Connecting the Dots: a New Method to Understand Cell Type Transitions

Every cell in your body contains the same DNA sequence – the same instruction manual for creating proteins, new cell types, and tissues – and yet you are made up of many different types of cells that perform different functions. Different cells, as it happens, are reading different parts of the instruction manual. Variety in cell types is to a large extent due to epigenetic, rather than genetic, differences – changes that result in different genes being expressed in different cell types.

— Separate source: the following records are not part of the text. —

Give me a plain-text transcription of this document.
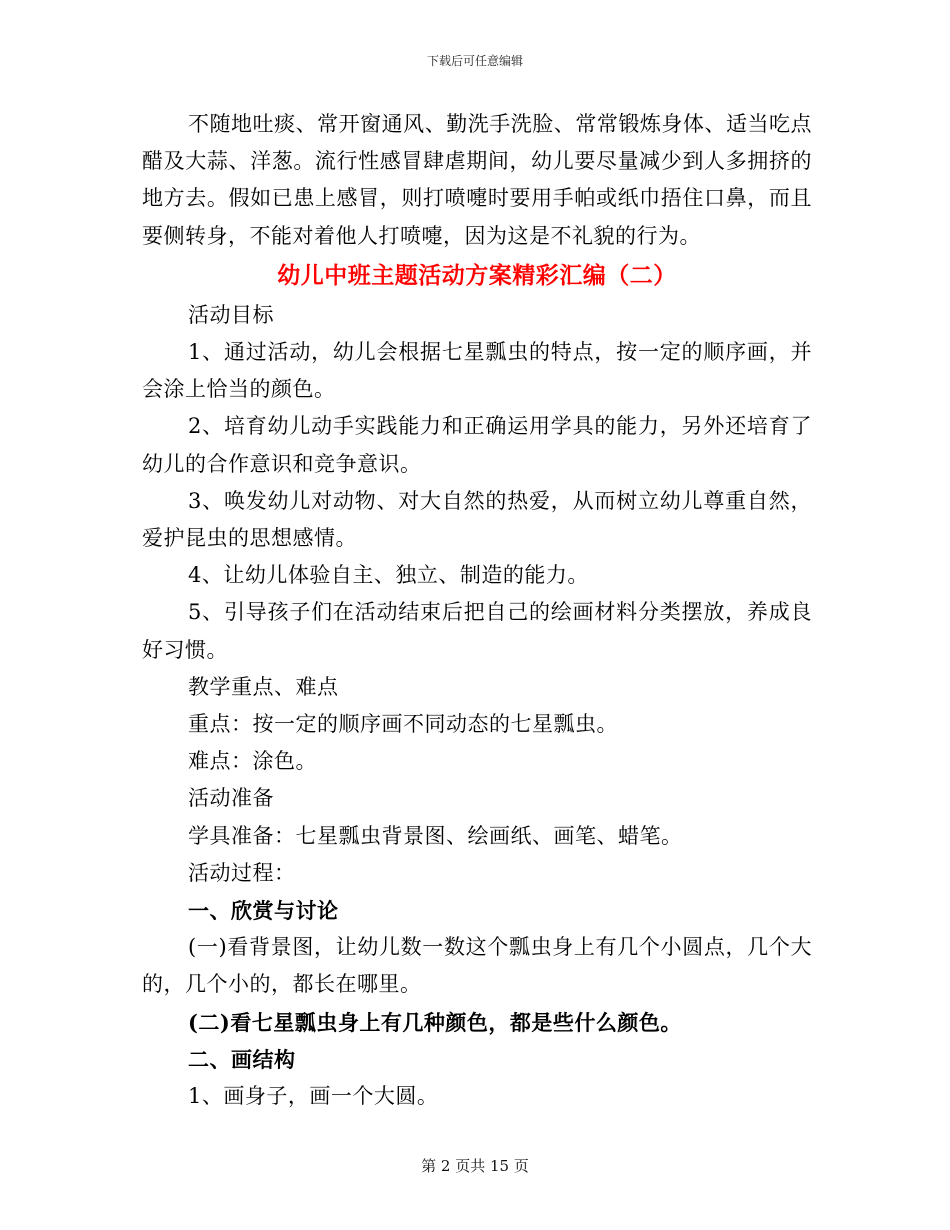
下载后可任意编辑

不随地吐痰、常开窗通风、勤洗手洗脸、常常锻炼身体、适当吃点醋及大蒜、洋葱。流行性感冒肆虐期间，幼儿要尽量减少到人多拥挤的地方去。假如已患上感冒，则打喷嚏时要用手帕或纸巾捂住口鼻，而且要侧转身，不能对着他人打喷嚏，因为这是不礼貌的行为。

幼儿中班主题活动方案精彩汇编（二）

活动目标

1、通过活动，幼儿会根据七星瓢虫的特点，按一定的顺序画，并会涂上恰当的颜色。

2、培育幼儿动手实践能力和正确运用学具的能力，另外还培育了幼儿的合作意识和竞争意识。

3、唤发幼儿对动物、对大自然的热爱，从而树立幼儿尊重自然，爱护昆虫的思想感情。

4、让幼儿体验自主、独立、制造的能力。

5、引导孩子们在活动结束后把自己的绘画材料分类摆放，养成良好习惯。

教学重点、难点

重点：按一定的顺序画不同动态的七星瓢虫。

难点：涂色。

活动准备

学具准备：七星瓢虫背景图、绘画纸、画笔、蜡笔。

活动过程：

一、欣赏与讨论

(一)看背景图，让幼儿数一数这个瓢虫身上有几个小圆点，几个大的，几个小的，都长在哪里。

(二)看七星瓢虫身上有几种颜色，都是些什么颜色。

二、画结构

1、画身子，画一个大圆。

第 2 页共 15 页
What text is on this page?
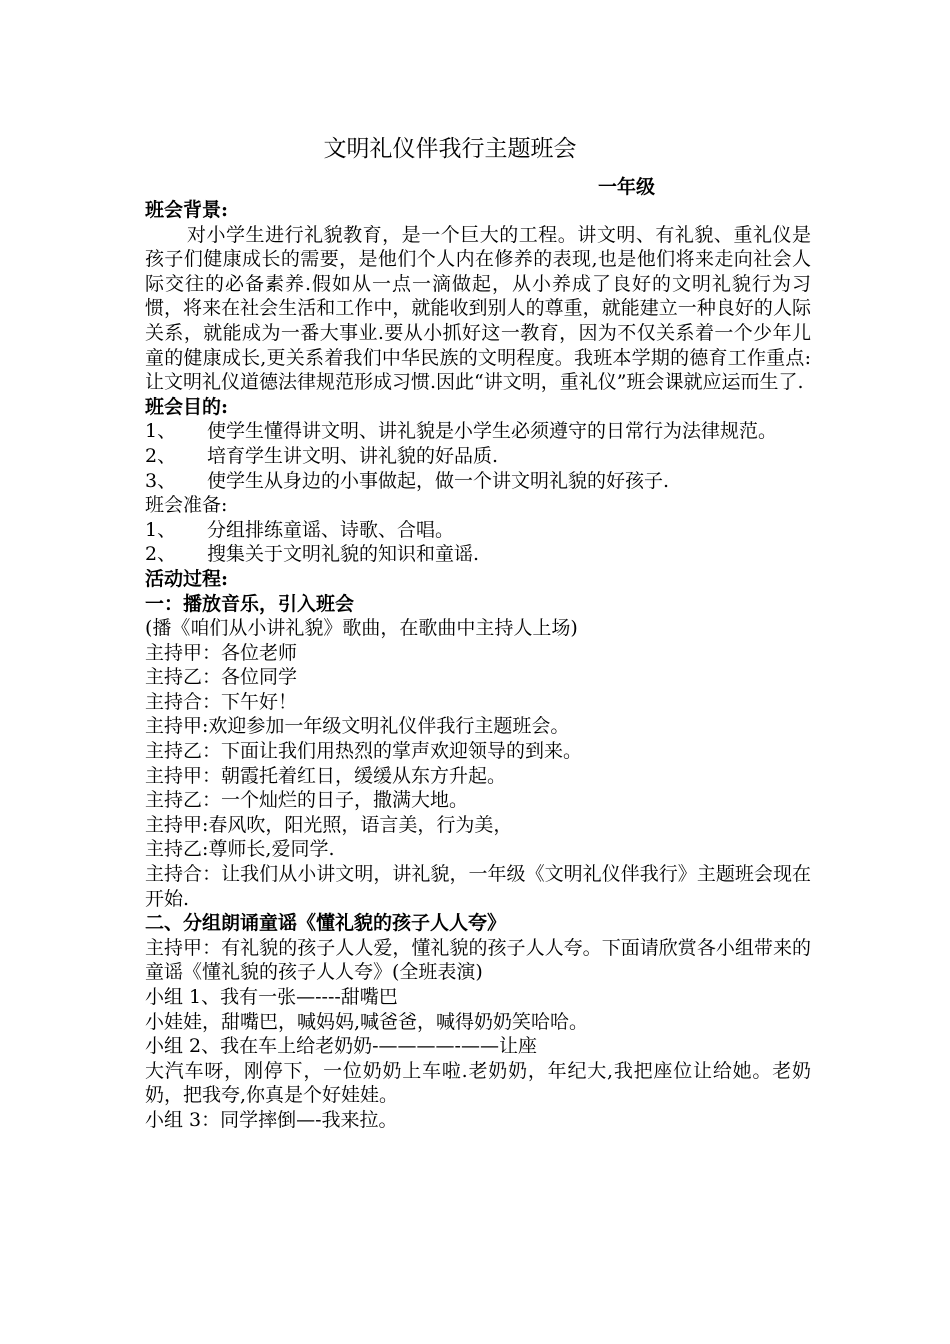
文明礼仪伴我行主题班会
一年级

班会背景:

对小学生进行礼貌教育，是一个巨大的工程。讲文明、有礼貌、重礼仪是孩子们健康成长的需要，是他们个人内在修养的表现,也是他们将来走向社会人际交往的必备素养.假如从一点一滴做起，从小养成了良好的文明礼貌行为习惯，将来在社会生活和工作中，就能收到别人的尊重，就能建立一种良好的人际关系，就能成为一番大事业.要从小抓好这一教育，因为不仅关系着一个少年儿童的健康成长,更关系着我们中华民族的文明程度。我班本学期的德育工作重点:让文明礼仪道德法律规范形成习惯.因此“讲文明，重礼仪”班会课就应运而生了.

班会目的:

1、 使学生懂得讲文明、讲礼貌是小学生必须遵守的日常行为法律规范。

2、 培育学生讲文明、讲礼貌的好品质.

3、 使学生从身边的小事做起，做一个讲文明礼貌的好孩子.

班会准备:

1、 分组排练童谣、诗歌、合唱。

2、 搜集关于文明礼貌的知识和童谣.

活动过程:

一：播放音乐，引入班会

(播《咱们从小讲礼貌》歌曲，在歌曲中主持人上场)

主持甲：各位老师

主持乙：各位同学

主持合：下午好！

主持甲:欢迎参加一年级文明礼仪伴我行主题班会。

主持乙：下面让我们用热烈的掌声欢迎领导的到来。

主持甲：朝霞托着红日，缓缓从东方升起。

主持乙：一个灿烂的日子，撒满大地。

主持甲:春风吹，阳光照，语言美，行为美，

主持乙:尊师长,爱同学.

主持合：让我们从小讲文明，讲礼貌，一年级《文明礼仪伴我行》主题班会现在开始.

二、分组朗诵童谣《懂礼貌的孩子人人夸》

主持甲：有礼貌的孩子人人爱，懂礼貌的孩子人人夸。下面请欣赏各小组带来的童谣《懂礼貌的孩子人人夸》(全班表演)

小组 1、我有一张—----甜嘴巴

小娃娃，甜嘴巴，喊妈妈,喊爸爸，喊得奶奶笑哈哈。

小组 2、我在车上给老奶奶-————-——让座

大汽车呀，刚停下，一位奶奶上车啦.老奶奶，年纪大,我把座位让给她。老奶奶，把我夸,你真是个好娃娃。

小组 3：同学摔倒—-我来拉。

The lengthy strands of DNA inside the nucleus of a cell are wound around special protein complexes called nucleosomes made up of histone proteins. Histones can be modified by chemical marks, which make it easier or more difficult for other proteins to access and read specific regions of DNA, or genes. Because gene expression depends on histone states, all genes are not expressed at once; genes can be turned on or off.

Rupa Sridharan

Rupa Sridharan, assistant professor of cell and regenerative biology at WID, studies the epigenetics of cell fate. By exploring histone modifications and changes in gene expression across cell types, Sridharan can better understand how cells transition from one type – like a pluripotent stem cell capable of becoming any kind of cell – to a fully differentiated end-type capable of just one function, such as a skin or liver cell. Then, she can reverse the process to create induced pluripotent stem (iPS) cells: cells that were once differentiated, but have been reprogrammed to have their ability to become other cell types restored. Such cells can be used by scientists in regenerative medicine to create new tissues without the need for embryonic stem cells.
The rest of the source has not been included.